The above figure shows the bad response immediately when a FPC that had built to 1.5GB was cleared completely. The top image is from redis usage graph from munin and the one below is AWS cloudwatch latency averaged per minute. The latency was moderated as AWS Autoscale added more instances.
- Invalidating the cache :
Figuring out when cached pages are invalidated (purged / cleared) is a challenge. A more aggressive approach to invalidating (i.e. clear as little as possible) will lead to stale pages with incorrect infomration. A less aggressive approach will lead to slowdown. A FPC has to be cleared when either a code update or a data update happens.
- FPC and robotic crawlers (BOTS)
Even if you do not use a crawler for warming, robotic crawlers on the internet (such as google’s indexer Googlebot) will start filling the FPC cache with pages they happen to crawl. It is our advice that a site with FPC should have robots.txt and a front end processor (nginx, WAF) restricting BOTs.

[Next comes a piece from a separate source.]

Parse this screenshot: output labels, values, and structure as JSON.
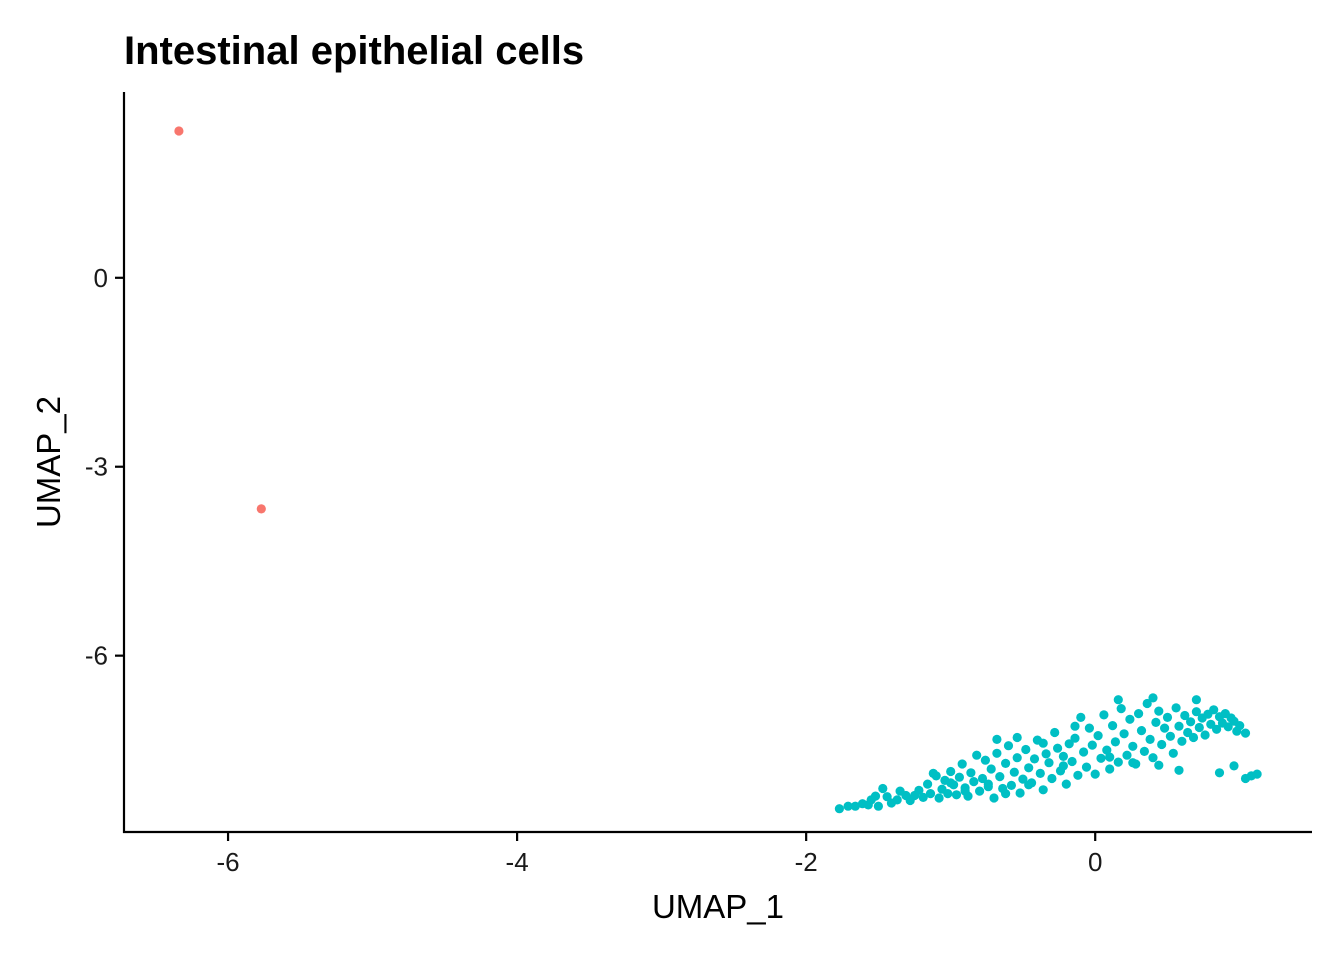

- CPU and time needed to re-generate a page
A FPC can fully invalidate (clear) due to a (p)html or css file changing or partially due to a data change such as a product update. A miss from FPC results in the page being regenerated. The CPU requirement for a miss is much higher than a hit. If a crawler is used to warm the cache or if traffic is high, CPU requirement can be quite high as the FPC fills up. Yet, the visitor experience is not good during this period. Using autoscale, this performance degradation can be contained to some extent as additional instances are launched to handle the high CPU requirement.
- Discipline when using FPC – know when invalidation happens
It is important to add discipline for code update as it has the worst effect on user experience.
- Code update should be done at low traffic times.
- Category changes should be carefully planned at low traffic times.
- Product additions should not have a major impact on FPC performance due to invalidations.
Our recommendation for FPC
- Do not use a random crawler to warm the FPC cache. Use a page popularity based crawler to warm the cache if necessary.
- Avoid using a crawler during high traffic – the crawler will compete for system resources with live traffic
- If possible update code during low traffic times as it causes FPC to invalidate
- If your site is horizontally scaled, pre-launch instances to your load balancer before invalidating FPC, either explicitly or indirectly, so the latency of starting an instance does not further worsen the user experience
Should FPC be a part of scaling strategy?
FPC is concerned with speed. Scale is concerned with the process that helps the site add resources when needed. FPC helps in scalability by reducing the use of resources per hit to the website under certain conditions. It changes the dynamics of when and how many resources will be needed.
FPC has to be considered to be part of scaling strategy, one of many parts that our scaling Magento series will delve into.